21 November 2017, 13:12

FaureFaure

By Amy MacKenzie

The music of French composer Gabriel Fauré is simply exquisite. Known chiefly for his Requiem, there are many other reasons why you should be listening to the exceptionally gifted composer right now...

Gabriel Fauré was quite the trendsetter in the late 19th and early 20th centuries (and we're not just talking about his magnificent moustache). Here are 7 reasons why you should be listening to the extremely talented, and arguably underrated French composer RIGHT NOW: 

1. His work influenced many 20th Century Composers

Fauré wrote delectable music that’s easy on the ear, but said that creating it was “like a sticking door that I have to open.” He was dismissed by Debussy as “a master of charms”, although the subtle intimacy of his output influenced a generation.


2. He was taught by Camille Saint-Saëns

Gabriel Fauré was born in 1845, son of a schoolteacher. His musical abilities were spotted early in his childhood and the principal of a new school of church and classical music in Paris was so impressed that he offered the 8-year-old boy a free place. When he was 15, he began composition lessons with Camille Saint-Saens, and the two of them became lifelong friends.

Under the guidance of such an encouraging teacher, Fauré developed a very individual musical style, but he was never particularly ambitious. 

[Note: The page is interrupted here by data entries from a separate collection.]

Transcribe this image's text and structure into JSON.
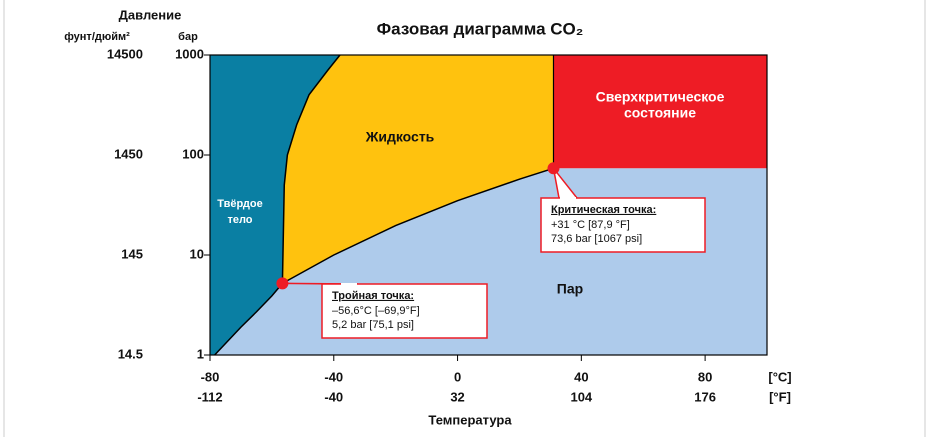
{
  "chart_data": {
    "type": "phase_diagram",
    "title": "Фазовая диаграмма CO₂",
    "y_axis_title": "Давление",
    "y_unit_left": "фунт/дюйм²",
    "y_unit_right": "бар",
    "x_axis_title": "Температура",
    "x_unit": "[°C]",
    "x2_unit": "[°F]",
    "xlim": [
      -80,
      100
    ],
    "ylim": [
      1,
      1000
    ],
    "log_y": true,
    "xticks": [
      -80,
      -40,
      0,
      40,
      80
    ],
    "x2ticks": [
      {
        "value": -80,
        "label": "-112"
      },
      {
        "value": -40,
        "label": "-40"
      },
      {
        "value": 0,
        "label": "32"
      },
      {
        "value": 40,
        "label": "104"
      },
      {
        "value": 80,
        "label": "176"
      }
    ],
    "yticks": [
      1,
      10,
      100,
      1000
    ],
    "y2ticks": [
      {
        "value": 1,
        "label": "14.5"
      },
      {
        "value": 10,
        "label": "145"
      },
      {
        "value": 100,
        "label": "1450"
      },
      {
        "value": 1000,
        "label": "14500"
      }
    ],
    "curves": [
      {
        "name": "sublimation",
        "x": [
          -78.5,
          -70,
          -65,
          -60,
          -56.6
        ],
        "values": [
          1,
          1.9,
          2.7,
          3.9,
          5.2
        ]
      },
      {
        "name": "melting",
        "x": [
          -56.6,
          -56,
          -55,
          -52,
          -48,
          -42,
          -38
        ],
        "values": [
          5.2,
          50,
          100,
          200,
          400,
          700,
          1000
        ]
      },
      {
        "name": "vaporization",
        "x": [
          -56.6,
          -40,
          -20,
          0,
          20,
          31
        ],
        "values": [
          5.2,
          10,
          19.7,
          34.9,
          57.3,
          73.6
        ]
      }
    ],
    "regions": [
      {
        "label": [
          "Твёрдое",
          "тело"
        ],
        "color": "#0a7fa3"
      },
      {
        "label": [
          "Жидкость"
        ],
        "color": "#ffc20e"
      },
      {
        "label": [
          "Сверхкритическое",
          "состояние"
        ],
        "color": "#ee1c25"
      },
      {
        "label": [
          "Пар"
        ],
        "color": "#aecbeb"
      }
    ],
    "point_color": "#ee1c25",
    "points": [
      {
        "x": -56.6,
        "y": 5.2,
        "title": "Тройная точка:",
        "lines": [
          "–56,6°C [–69,9°F]",
          "5,2 bar [75,1 psi]"
        ]
      },
      {
        "x": 31,
        "y": 73.6,
        "title": "Критическая точка:",
        "lines": [
          "+31 °C  [87,9 °F]",
          "73,6 bar [1067 psi]"
        ]
      }
    ]
  }
}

This gorgeous piano Barcarolle is all about going with the flow, from minor to major, and then with a little flurry of emotion back to that wistful minor-key tune again. The Barcarolle was originally a song sung by Venetian gondoliers, and its rocking rhythm is soothing and sensuous at the same time. If you don’t know Faure’s 13 Barcarolles, check them out!


3. He was self-deprecating, so we need to show appreciation for what he did not

Fauré's Pavane is filled with quaint lyrics about the romantic helplessness of humankind, a piece that he called “elegant, but not otherwise important.” We disagree with the second half of that statement.


4. He favoured smaller-scale music, but that didn't stop his compositions being any less dramatic

Throughout his life, Fauré excelled in small-scale music – he never wrote a symphony or an opera. But that doesn’t mean he had no dramatic instinct, and his incidental music for various plays was always well-received. Perhaps the most famous of his theatre scores was for Maeterlinck’s drama Pelleas et Melisande, and the suite he made of it is still popular today. 


5. His passionate Romance will tug at your heartstrings

Fauré went through his very own tale of doomed love. In his twenties, he fell deeply in love with Marianne Viardot, daughter of a famous opera singer: they became engaged in 1877, but Marianne called off the wedding and the heartbroken young man plunged himself into his music. The Romance for violin and piano was written around this time, and its simple stepwise melody, leading to a brief outpouring of passion, is so tender you can't help thinking of the girl who may have inspired it. 


6. He was an exceptionally hard worker

Although he became internationally famous in his fifties, he never made enough money to give up his teaching work: throughout his career, he was only free to compose during the summer holidays. 


7. And of course, we couldn't leave out his Requiem...

The piece was almost certainly a musical tribute to his father, who died in 1885, three years before work on the Requiem began.